Editorial: Idaho Has the Right Idea
The March 28 vote came after a court ruled that Idaho’s uniquely two-tiered weight-distance tax discriminated against interstate trucking. Idaho Circuit Court Judge Michael McLaughlin sided with American Trucking Associations and declared the state’s tax system unconstitutional because of the advantages it gave to some domestic agricultural and mineral haulers.
The state Senate is also working on a proposal to rebate $27 million to truckers who overpaid the tax.
The matter is not closed yet. The Senate needs to move forward on the rebate, and the Idaho House of Representatives needs to approve the repeal and send it to Republican Gov. Dirk Kempthorne for his signature.
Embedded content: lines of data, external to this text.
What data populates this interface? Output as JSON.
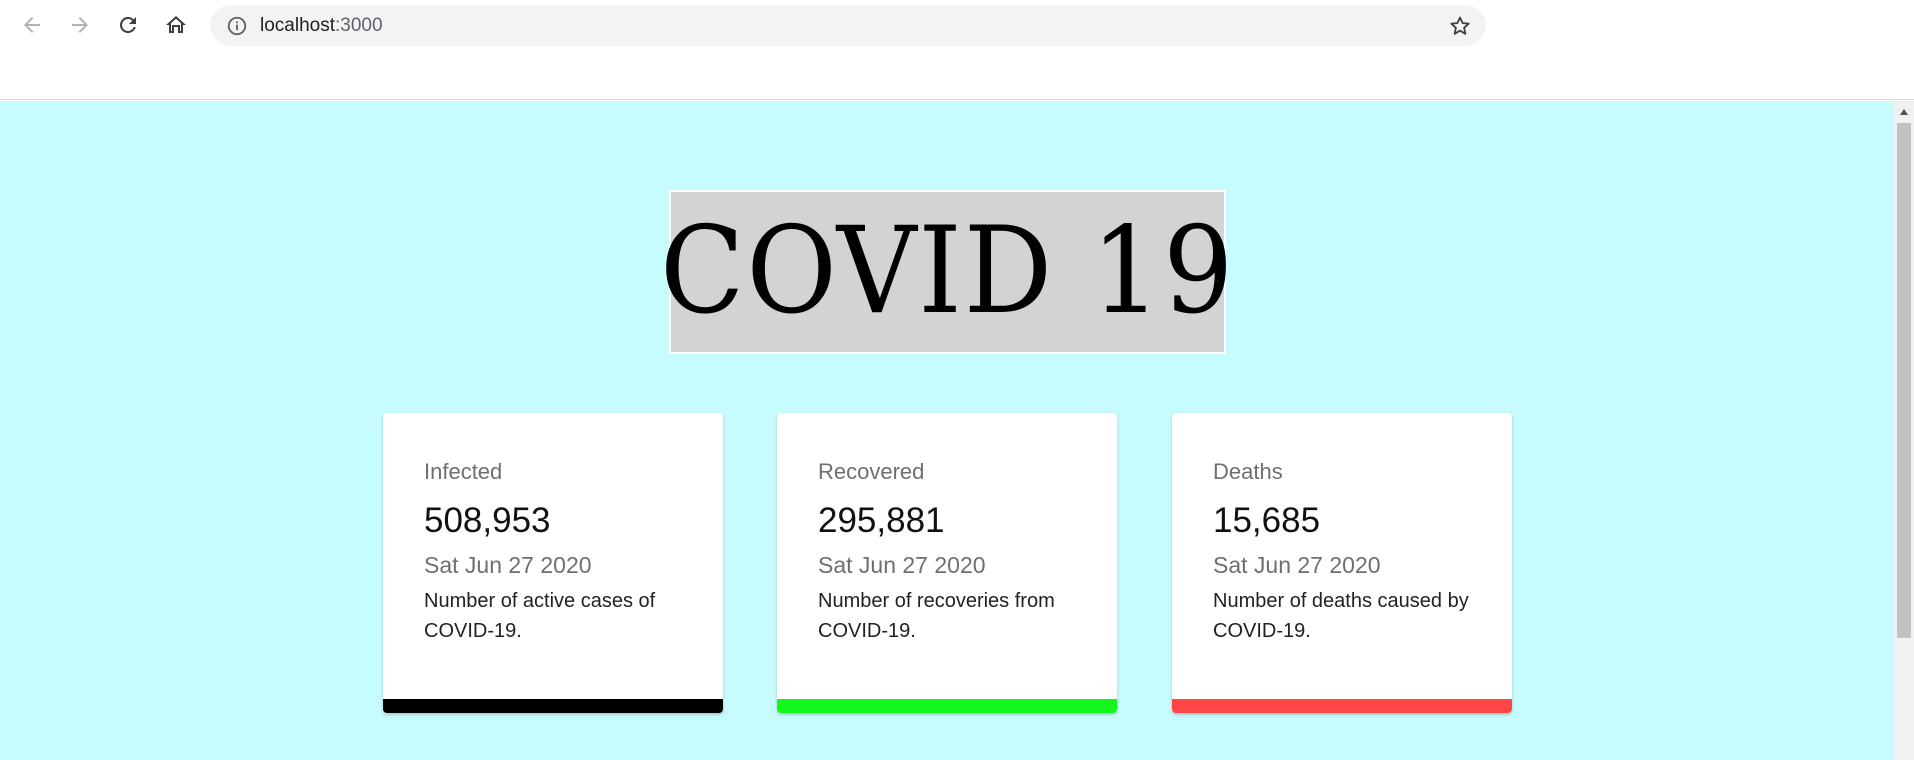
{
  "browser": {
    "url_host": "localhost",
    "url_port": ":3000",
    "icons": {
      "back": "back-arrow-icon",
      "forward": "forward-arrow-icon",
      "reload": "reload-icon",
      "home": "home-icon",
      "info": "info-icon",
      "bookmark": "star-icon"
    }
  },
  "page": {
    "background": "#c7fcfe",
    "title": "COVID 19",
    "cards": [
      {
        "label": "Infected",
        "value": "508,953",
        "date": "Sat Jun 27 2020",
        "description": "Number of active cases of COVID-19.",
        "color": "#000000"
      },
      {
        "label": "Recovered",
        "value": "295,881",
        "date": "Sat Jun 27 2020",
        "description": "Number of recoveries from COVID-19.",
        "color": "#12f719"
      },
      {
        "label": "Deaths",
        "value": "15,685",
        "date": "Sat Jun 27 2020",
        "description": "Number of deaths caused by COVID-19.",
        "color": "#ff4545"
      }
    ]
  }
}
We trust the lower house and the governor will follow the Senate’s wise action by putting the tax out of trucking’s misery.
Unlike elections in which voters cast their ballots in a booth on Election Day, the Oregon referendum is being conducted by mail. Voters will receive ballots later this month, meaning money is needed right now to help pay for additional circular mailings and broadcast advertisements. Oregon is the state that invented the weight-distance tax, and killing it off once and for all would send a clear message to Kentucky, New Mexico and New York — the other states still holding on to remnants of the archaic tax — to follow suit.